Eating healthy snacks on a flight can help prevent you feeling jet-lagged at journey’s end. The best way to keep your energy up without breaking the bank is to nourish your body mid-flight with snacks you bring from home. Don’t worry about having your carefully prepped snacks thrown in the garbage when you go through the TSA checkpoint. With our helpful Q&A and a little pre-planning, you can eat nutritious snacks or even enjoy a full homemade meal as you travel to your destination.
Q: What kind of food can I bring on a plane?

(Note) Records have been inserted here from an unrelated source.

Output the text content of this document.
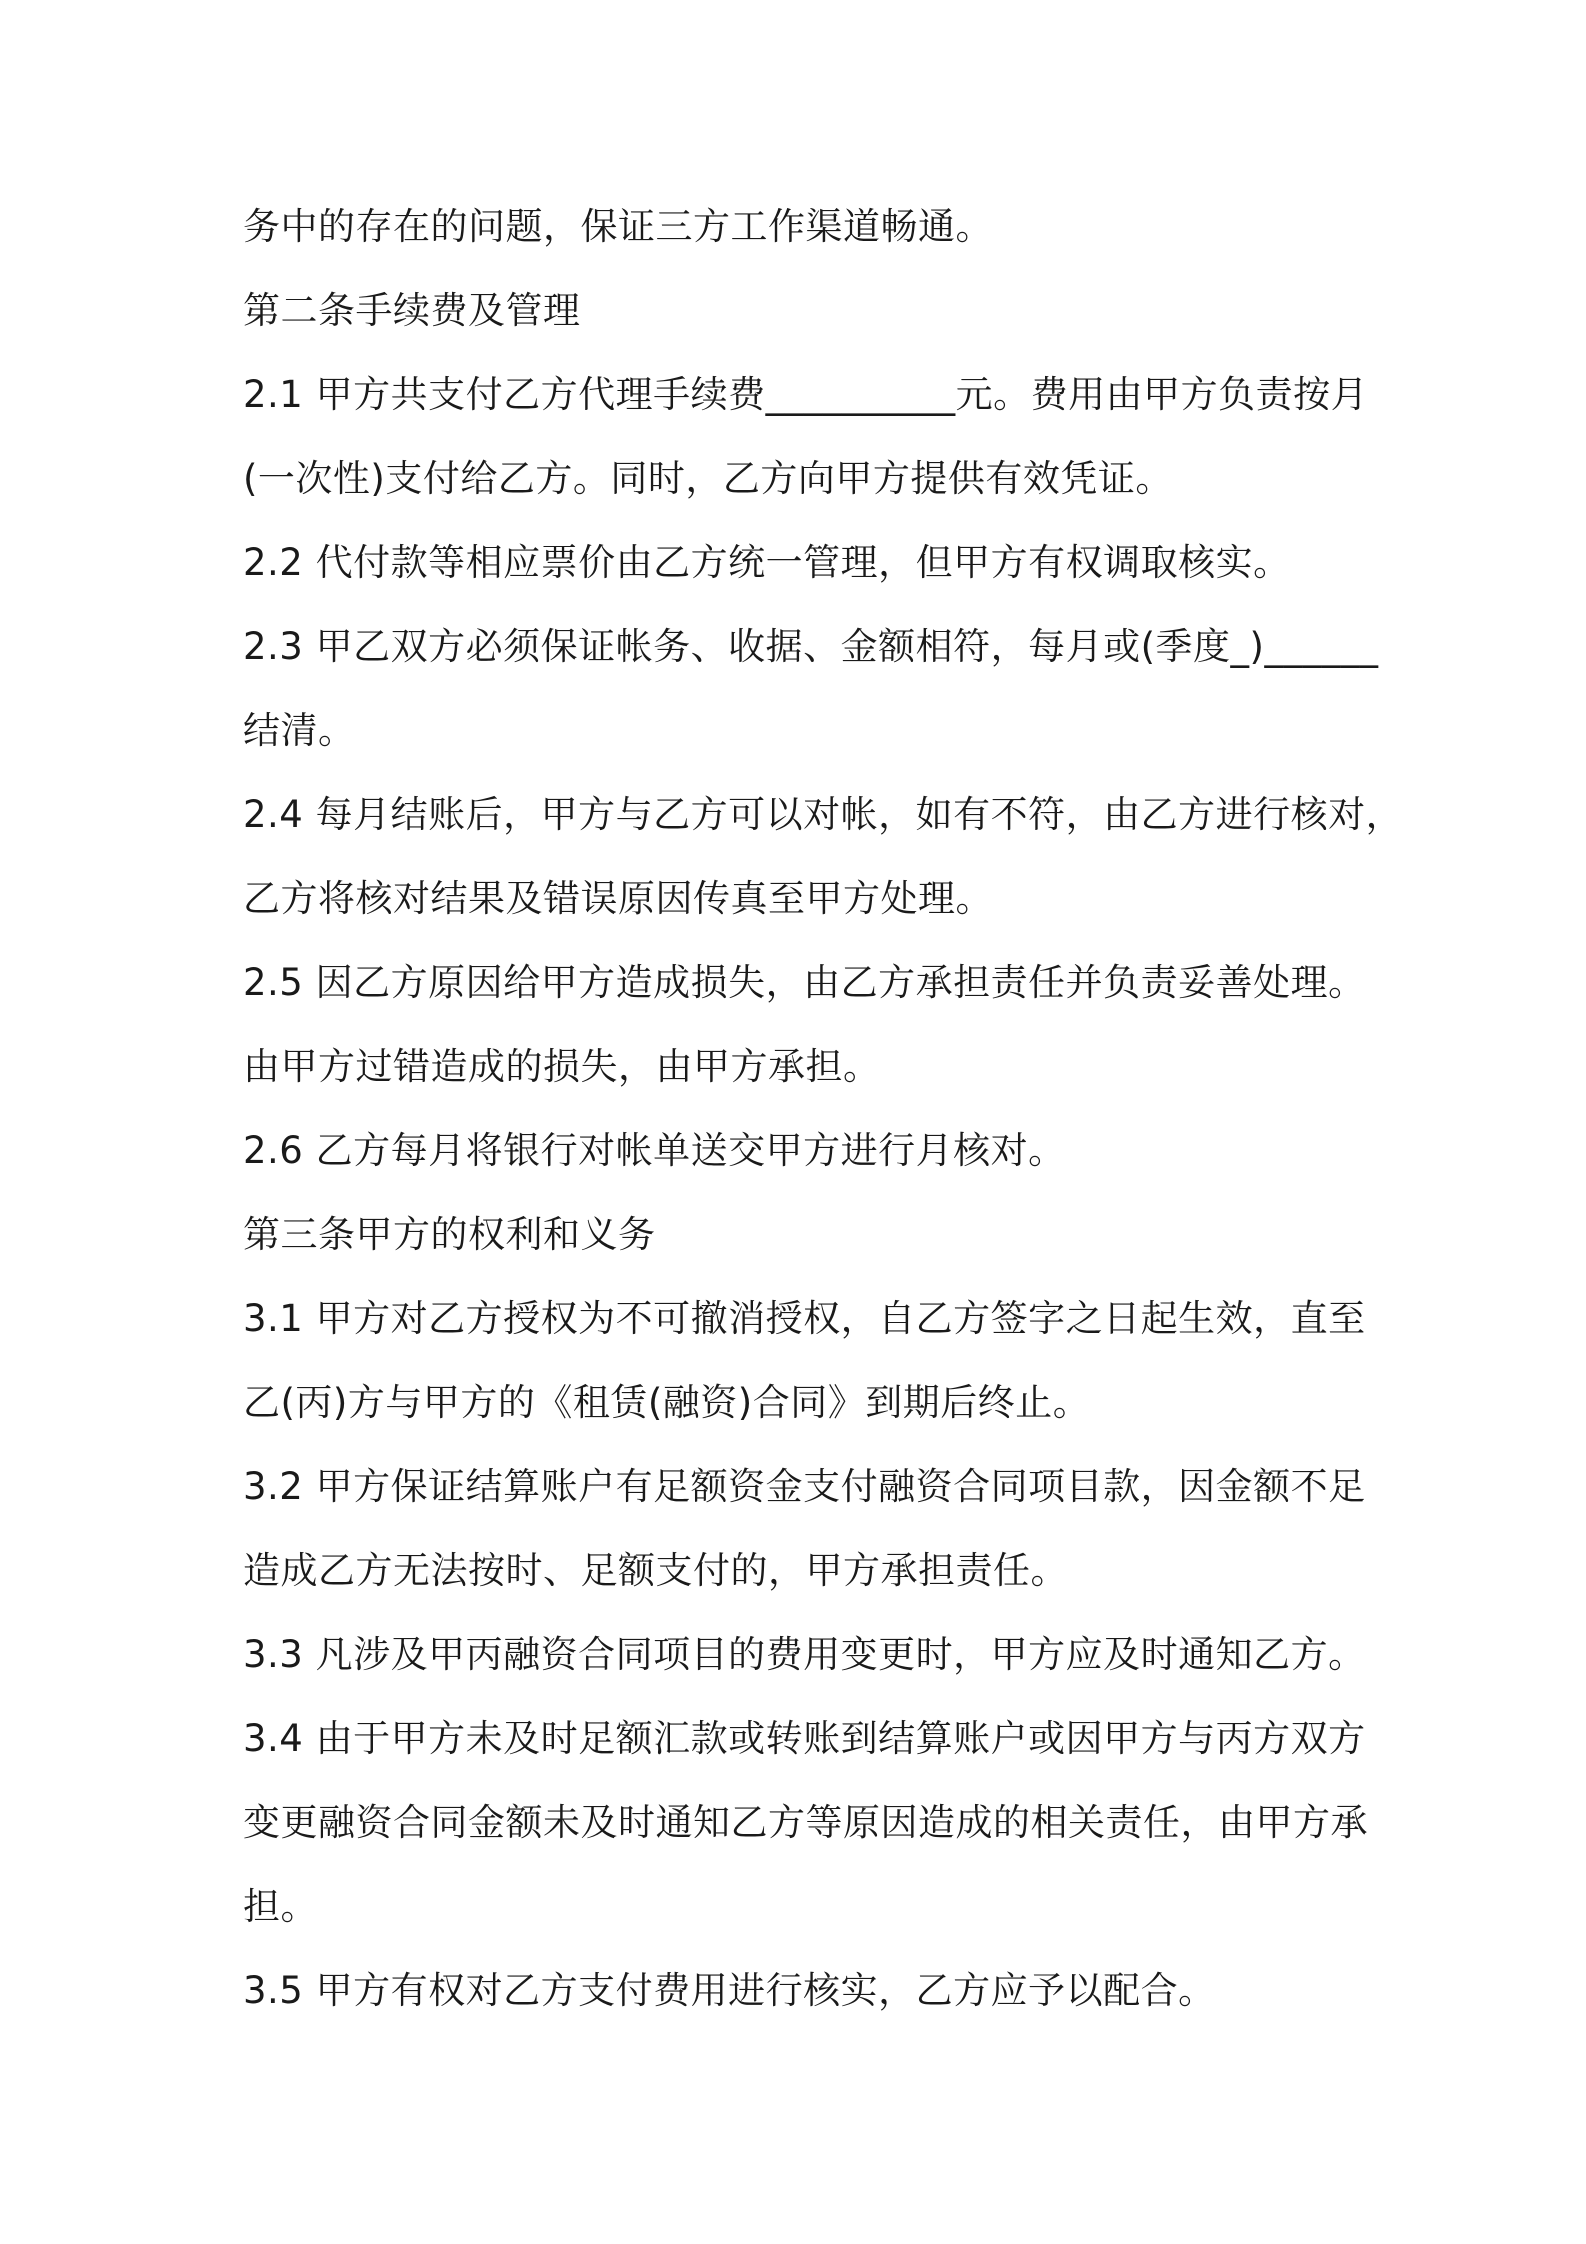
务中的存在的问题，保证三方工作渠道畅通。

第二条手续费及管理

2.1 甲方共支付乙方代理手续费__________元。费用由甲方负责按月

(一次性)支付给乙方。同时，乙方向甲方提供有效凭证。

2.2 代付款等相应票价由乙方统一管理，但甲方有权调取核实。

2.3 甲乙双方必须保证帐务、收据、金额相符，每月或(季度_)______

结清。

2.4 每月结账后，甲方与乙方可以对帐，如有不符，由乙方进行核对，

乙方将核对结果及错误原因传真至甲方处理。

2.5 因乙方原因给甲方造成损失，由乙方承担责任并负责妥善处理。

由甲方过错造成的损失，由甲方承担。

2.6 乙方每月将银行对帐单送交甲方进行月核对。

第三条甲方的权利和义务

3.1 甲方对乙方授权为不可撤消授权，自乙方签字之日起生效，直至

乙(丙)方与甲方的《租赁(融资)合同》到期后终止。

3.2 甲方保证结算账户有足额资金支付融资合同项目款，因金额不足

造成乙方无法按时、足额支付的，甲方承担责任。

3.3 凡涉及甲丙融资合同项目的费用变更时，甲方应及时通知乙方。

3.4 由于甲方未及时足额汇款或转账到结算账户或因甲方与丙方双方

变更融资合同金额未及时通知乙方等原因造成的相关责任，由甲方承

担。

3.5 甲方有权对乙方支付费用进行核实，乙方应予以配合。
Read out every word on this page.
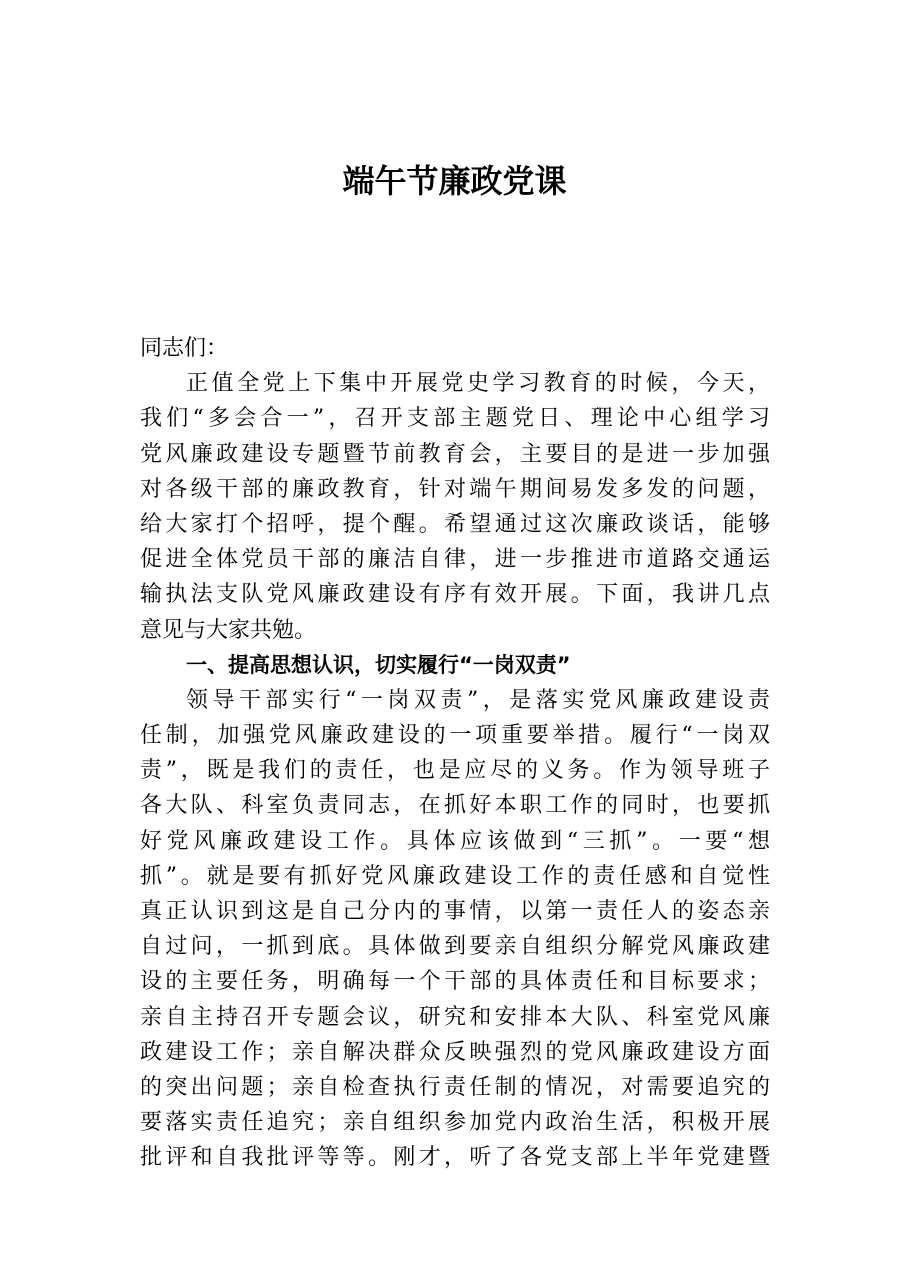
端午节廉政党课
同志们：
正值全党上下集中开展党史学习教育的时候，今天，
我们“多会合一”，召开支部主题党日、理论中心组学习
党风廉政建设专题暨节前教育会，主要目的是进一步加强
对各级干部的廉政教育，针对端午期间易发多发的问题，
给大家打个招呼，提个醒。希望通过这次廉政谈话，能够
促进全体党员干部的廉洁自律，进一步推进市道路交通运
输执法支队党风廉政建设有序有效开展。下面，我讲几点
意见与大家共勉。
一、提高思想认识，切实履行“一岗双责”
领导干部实行“一岗双责”，是落实党风廉政建设责
任制，加强党风廉政建设的一项重要举措。履行“一岗双
责”，既是我们的责任，也是应尽的义务。作为领导班子
各大队、科室负责同志，在抓好本职工作的同时，也要抓
好党风廉政建设工作。具体应该做到“三抓”。一要“想
抓”。就是要有抓好党风廉政建设工作的责任感和自觉性
真正认识到这是自己分内的事情，以第一责任人的姿态亲
自过问，一抓到底。具体做到要亲自组织分解党风廉政建
设的主要任务，明确每一个干部的具体责任和目标要求；
亲自主持召开专题会议，研究和安排本大队、科室党风廉
政建设工作；亲自解决群众反映强烈的党风廉政建设方面
的突出问题；亲自检查执行责任制的情况，对需要追究的
要落实责任追究；亲自组织参加党内政治生活，积极开展
批评和自我批评等等。刚才，听了各党支部上半年党建暨
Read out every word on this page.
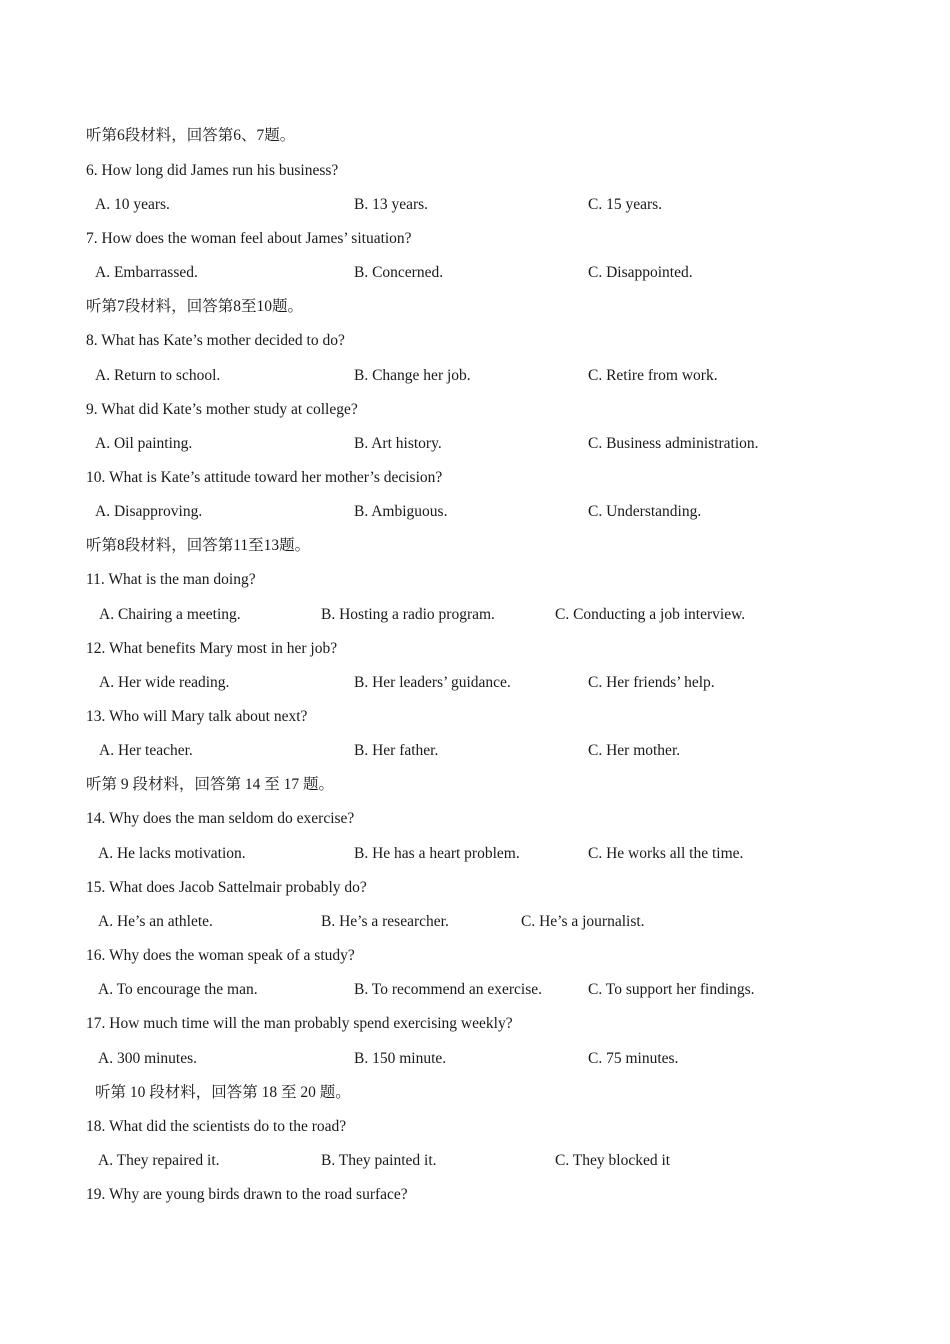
听第6段材料，回答第6、7题。
6. How long did James run his business?
A. 10 years.	B. 13 years.	C. 15 years.
7. How does the woman feel about James’ situation?
A. Embarrassed.	B. Concerned.	C. Disappointed.
听第7段材料，回答第8至10题。
8. What has Kate’s mother decided to do?
A. Return to school.	B. Change her job.	C. Retire from work.
9. What did Kate’s mother study at college?
A. Oil painting.	B. Art history.	C. Business administration.
10. What is Kate’s attitude toward her mother’s decision?
A. Disapproving.	B. Ambiguous.	C. Understanding.
听第8段材料，回答第11至13题。
11. What is the man doing?
A. Chairing a meeting.	B. Hosting a radio program.	C. Conducting a job interview.
12. What benefits Mary most in her job?
A. Her wide reading.	B. Her leaders’ guidance.	C. Her friends’ help.
13. Who will Mary talk about next?
A. Her teacher.	B. Her father.	C. Her mother.
听第 9 段材料，回答第 14 至 17 题。
14. Why does the man seldom do exercise?
A. He lacks motivation.	B. He has a heart problem.	C. He works all the time.
15. What does Jacob Sattelmair probably do?
A. He’s an athlete.	B. He’s a researcher.	C. He’s a journalist.
16. Why does the woman speak of a study?
A. To encourage the man.	B. To recommend an exercise.	C. To support her findings.
17. How much time will the man probably spend exercising weekly?
A. 300 minutes.	B. 150 minute.	C. 75 minutes.
听第 10 段材料，回答第 18 至 20 题。
18. What did the scientists do to the road?
A. They repaired it.	B. They painted it.	C. They blocked it
19. Why are young birds drawn to the road surface?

A: Your options are limited only by your imagination – and a few TSA regulations – when it comes to bringing food on a plane. Depending on where you are flying and custom rules, you can usually bring most meats, fruits, and veggies and any other non-liquid food items with you on the plane.
Q: What about peanut butter and other semi-solid food?
A: If you can squeeze it out, spray it out or pour it out, your food is subject to TSA’s 3-1-1 rule. That means you must pack it in a 3.4 ounce or smaller container. Pack the 3-1-1 items in one quart-sized zipper-top plastic bag. The final “1” stands for one bag per person, so your semi-liquid food must share space with your 3-1-1 sundries, such as toothpaste and hairspray.
Q: Can I bring a cooler?
A: As long as your cooler meets the airline’s carry-on requirements, TSA doesn’t have a problem with how you carry your food. If you plan to use ice packs or ice, they must be completely frozen when you reach TSA security screening. If there’s any liquid in the bottom of your container or your ice packs are partly melted, they’ll confiscate them. Avoid any confiscation by using dry ice. The FAA allows up to five pounds as long as it’s vented.
Q: What are the exceptions to the rule?
A: Should you need to bring breast milk, juice or formula for your small child, let your TSA officer know at the start of the screening process that you have more than 3.4 ounces in your carry-on bag. These food items don’t have to be in a quart-sized bag and they’ll get screened by X-ray or tested for explosive residue. Use the same procedure if you must bring liquids along for medical reasons.
Q: Can I bring food from a foreign country?
A: If you’re flying into the U.S. from another country, make sure to only bring with you what you’ll be able to consume on the plane. Otherwise, your fruits, veggies, meats and egg dishes may be tossed by customs as they might carry pests or diseases into the country. Check the USDA’s Fruits and Vegetables Import Requirements website for the country you’re flying from for details if you just can’t leave the local flavor behind.
Q: Can I bring alcohol on a plane?
A: Although you’ll likely be able to buy wine, beer or other alcohol cheaper before you get on a plane, you’ll still want to buy it in flight or after you pass the security check. Alcohol is subject to the same 3-1-1 rule as any other liquid. While miniature bottles of alcohol less than 140 proof pass the test, you’ll be disappointed to know that FAA regulations prohibit drinking alcoholic beverages that weren’t purchased on the plane.